Hidden Moon - By Lori Handeland

Acknowledgments
Though an author's life is solitary, it is also full of people who help us to do what we do the best we can.

My husband, who might not understand what I do, but is always the first one to tell me I have to keep doing it

My sons, who've never known a life without a mother who writes and therefore think I'm normal

My agent, Irene Goodman, an honest woman whose opinion I value

My editor, Jen Enderlin, still the best in the business today

Everyone at St. Martin's Press, who make it such a great place to work

My publicist, Nancy Berland, and her staff

Vickie Denney, the computer whiz behind my Howls newsletter

I couldn't do any of this without you.
Chapter 1
I came home to escape one hell and stepped straight into another. I guess I deserved it. I had walked out at eighteen and never looked back.

The Cherokee call the mountains where I was born Sah-ka-na-ga, or the Great Blue Hills of God. I'd always thought the phrase an exaggeration; now I wasn't so sure. In my present state of mind, the Blue Ridge Mountains did seem a little bit like heaven.

"But then, a lake of fire looks good compared to this," I muttered, scowling at the mess that nearly obscured the top of my desk.

"Have you ever seen a lake of fire? It isn't pretty."

To my surprise, Grace McDaniel stood in the doorway.

We'd been best friends in high school. Then I'd gone to college and taken a job at a television station in the big, bad city of Atlanta, while she'd stayed behind.

Grace was now the sheriff in Lake Bluff, and I was the mayor. Talk about the sins of the fathers...

Phones rang in the outer office. My assistant had informed me I had three people waiting, before she'd taken off to God knows where to do Lord knows what.

Everyone said Joyce Flaherty had been the assistant to the mayor since there'd been a mayor in Lake Bluff, Georgia. Considering the town had been settled by the Scotch-Irish well before

the Revolution, that would make Joyce downright supernatural. If the statement had been true.

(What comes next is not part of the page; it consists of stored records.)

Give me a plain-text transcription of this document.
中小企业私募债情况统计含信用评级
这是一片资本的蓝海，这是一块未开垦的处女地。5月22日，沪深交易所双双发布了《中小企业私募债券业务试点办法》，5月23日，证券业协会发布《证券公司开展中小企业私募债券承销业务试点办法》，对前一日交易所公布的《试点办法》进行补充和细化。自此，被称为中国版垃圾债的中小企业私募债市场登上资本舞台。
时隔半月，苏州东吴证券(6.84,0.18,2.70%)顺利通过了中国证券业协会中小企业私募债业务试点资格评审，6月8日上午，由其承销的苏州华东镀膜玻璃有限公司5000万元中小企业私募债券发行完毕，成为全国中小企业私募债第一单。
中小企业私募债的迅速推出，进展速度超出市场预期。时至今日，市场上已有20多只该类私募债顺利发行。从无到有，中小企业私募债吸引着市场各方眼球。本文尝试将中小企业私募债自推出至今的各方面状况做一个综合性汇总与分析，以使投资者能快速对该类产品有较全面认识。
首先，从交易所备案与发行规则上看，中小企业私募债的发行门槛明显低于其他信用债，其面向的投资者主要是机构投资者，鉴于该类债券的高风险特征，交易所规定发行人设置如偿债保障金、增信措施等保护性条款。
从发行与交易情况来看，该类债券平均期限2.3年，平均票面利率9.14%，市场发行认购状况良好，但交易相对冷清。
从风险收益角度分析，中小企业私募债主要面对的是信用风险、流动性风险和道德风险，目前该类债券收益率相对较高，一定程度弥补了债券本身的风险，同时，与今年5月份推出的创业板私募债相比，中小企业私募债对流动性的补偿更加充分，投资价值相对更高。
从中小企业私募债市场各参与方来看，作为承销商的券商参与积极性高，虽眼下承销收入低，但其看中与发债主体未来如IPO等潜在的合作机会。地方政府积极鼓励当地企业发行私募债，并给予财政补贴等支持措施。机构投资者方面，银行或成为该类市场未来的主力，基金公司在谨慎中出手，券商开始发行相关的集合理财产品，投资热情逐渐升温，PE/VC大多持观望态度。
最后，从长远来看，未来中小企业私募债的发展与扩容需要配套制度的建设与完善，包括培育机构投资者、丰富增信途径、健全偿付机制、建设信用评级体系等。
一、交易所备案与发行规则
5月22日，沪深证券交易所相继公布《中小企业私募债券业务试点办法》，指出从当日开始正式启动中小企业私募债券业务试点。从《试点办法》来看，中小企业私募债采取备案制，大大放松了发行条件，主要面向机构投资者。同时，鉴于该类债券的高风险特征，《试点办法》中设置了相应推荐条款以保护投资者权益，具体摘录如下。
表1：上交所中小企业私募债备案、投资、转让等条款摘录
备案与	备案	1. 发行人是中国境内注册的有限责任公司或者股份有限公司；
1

In reality, Joyce had been my father's right hand during the thirty-plus years he'd been in charge here and now she was mine. The woman had an annoying habit of doing my job, then telling me about it later. But she knew the job so much better than I did.

"Problem?" I asked.

Grace didn't often show up at my office; she called, left a message, sent a report. We'd been friends, but now... Well, Grace seemed a little pissed at me, and I wasn't sure why.

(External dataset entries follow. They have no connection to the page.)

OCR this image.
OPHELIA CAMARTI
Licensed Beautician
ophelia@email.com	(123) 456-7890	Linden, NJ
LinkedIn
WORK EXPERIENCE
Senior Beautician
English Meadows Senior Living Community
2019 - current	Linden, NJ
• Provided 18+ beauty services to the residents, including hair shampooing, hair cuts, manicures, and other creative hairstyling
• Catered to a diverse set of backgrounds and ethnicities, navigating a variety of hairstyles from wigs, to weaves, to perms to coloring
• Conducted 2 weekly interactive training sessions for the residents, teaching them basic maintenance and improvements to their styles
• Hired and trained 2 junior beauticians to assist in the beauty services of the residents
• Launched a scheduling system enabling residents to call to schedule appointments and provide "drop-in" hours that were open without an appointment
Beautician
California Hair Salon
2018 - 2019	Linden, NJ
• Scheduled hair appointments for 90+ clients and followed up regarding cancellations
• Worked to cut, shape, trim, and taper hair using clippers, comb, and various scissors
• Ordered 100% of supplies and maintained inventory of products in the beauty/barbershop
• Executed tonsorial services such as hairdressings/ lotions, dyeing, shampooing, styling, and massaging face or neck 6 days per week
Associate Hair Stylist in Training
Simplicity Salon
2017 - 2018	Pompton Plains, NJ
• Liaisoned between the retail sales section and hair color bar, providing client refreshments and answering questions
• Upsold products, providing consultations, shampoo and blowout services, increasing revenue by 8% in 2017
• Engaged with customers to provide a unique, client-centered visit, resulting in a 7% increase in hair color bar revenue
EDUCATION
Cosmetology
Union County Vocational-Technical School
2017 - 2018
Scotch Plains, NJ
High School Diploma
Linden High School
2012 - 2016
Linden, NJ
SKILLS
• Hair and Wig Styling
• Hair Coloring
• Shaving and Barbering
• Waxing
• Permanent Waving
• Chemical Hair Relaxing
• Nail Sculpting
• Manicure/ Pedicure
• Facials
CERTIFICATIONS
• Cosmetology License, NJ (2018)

"You might say that," she murmured in a slow, smooth southern accent. I hadn't realized how much I'd missed the cadence - one I'd trained out of my own voice years ago - until I'd come home.

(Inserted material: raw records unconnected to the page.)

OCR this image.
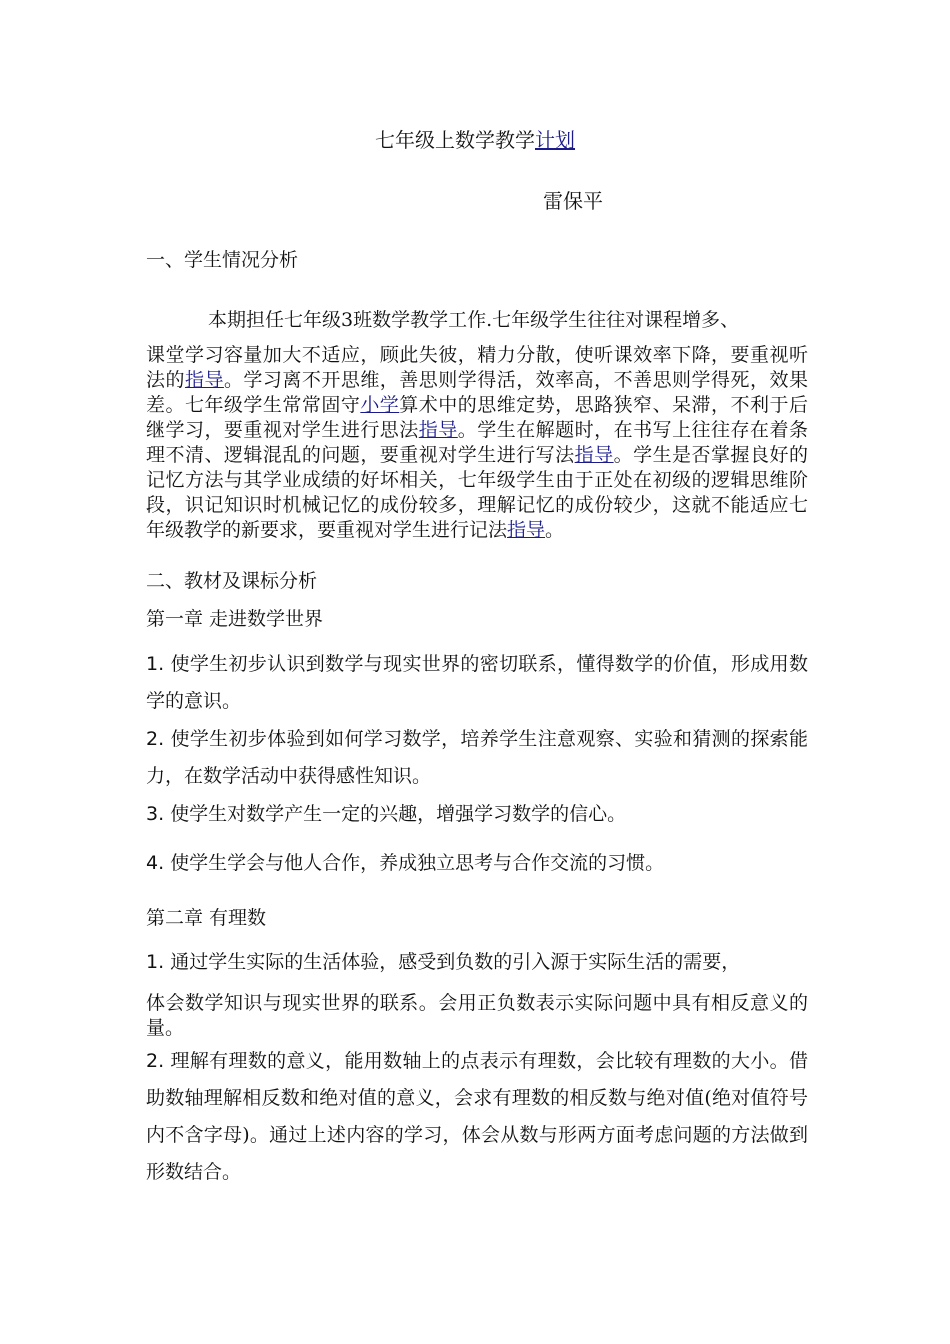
七年级上数学教学计划
雷保平

一、学生情况分析

本期担任七年级3班数学教学工作.七年级学生往往对课程增多、

课堂学习容量加大不适应，顾此失彼，精力分散，使听课效率下降，要重视听法的指导。学习离不开思维，善思则学得活，效率高，不善思则学得死，效果差。七年级学生常常固守小学算术中的思维定势，思路狭窄、呆滞，不利于后继学习，要重视对学生进行思法指导。学生在解题时，在书写上往往存在着条理不清、逻辑混乱的问题，要重视对学生进行写法指导。学生是否掌握良好的记忆方法与其学业成绩的好坏相关，七年级学生由于正处在初级的逻辑思维阶段，识记知识时机械记忆的成份较多，理解记忆的成份较少，这就不能适应七年级教学的新要求，要重视对学生进行记法指导。

二、教材及课标分析

第一章 走进数学世界

1. 使学生初步认识到数学与现实世界的密切联系，懂得数学的价值，形成用数学的意识。

2. 使学生初步体验到如何学习数学，培养学生注意观察、实验和猜测的探索能力，在数学活动中获得感性知识。

3. 使学生对数学产生一定的兴趣，增强学习数学的信心。

4. 使学生学会与他人合作，养成独立思考与合作交流的习惯。

第二章 有理数

1. 通过学生实际的生活体验，感受到负数的引入源于实际生活的需要，

体会数学知识与现实世界的联系。会用正负数表示实际问题中具有相反意义的量。

2. 理解有理数的意义，能用数轴上的点表示有理数，会比较有理数的大小。借助数轴理解相反数和绝对值的意义，会求有理数的相反数与绝对值(绝对值符号内不含字母)。通过上述内容的学习，体会从数与形两方面考虑问题的方法做到形数结合。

Grace glanced over her shoulder, then stepped into my office and shut the door. I waved at an empty seat, but she shook her head and began to pace, her nervous energy crackling in the small, enclosed space.

Grace was the least likely small-town cop you'd ever come across. Tall and strong, like the Scottish ancestors we both shared, she also possessed the high cheekbones and stick-straight ink black hair of the Cherokee who'd roamed these mountains for centuries before they'd been dragged west during the embarrassment we've all come to know as the Trail of Tears.

The slightly smoky shade of her perfect skin also hinted at the intermingling with a slave or two somewhere on that family tree. A common enough occurrence in these parts, since the Cherokee had once owned African-American slaves, too.

Grace could have been a fashion model, but she was as unaware of her beauty as I was unaware of how to be the mayor. And she loved Lake Bluff more than she loved anything or anyone; she'd never leave it like I had.

Suddenly she stopped pacing and rested her palms on the front of my desk. "You need to come with me."

A thinker and doer, Grace made a decision and then she executed that decision. Sometimes - hell, most times - I wondered why she wasn't the mayor. Except in Lake Bluff, people followed the path of their parents, and if they didn't want to, they got out of town.

"There's a caravan of Gypsies camped at the lake," Grace said.

I blinked. "I'm sorry. I thought you said 'caravan of Gypsies.'"

Her lips curved. "Nothing wrong with your hearing."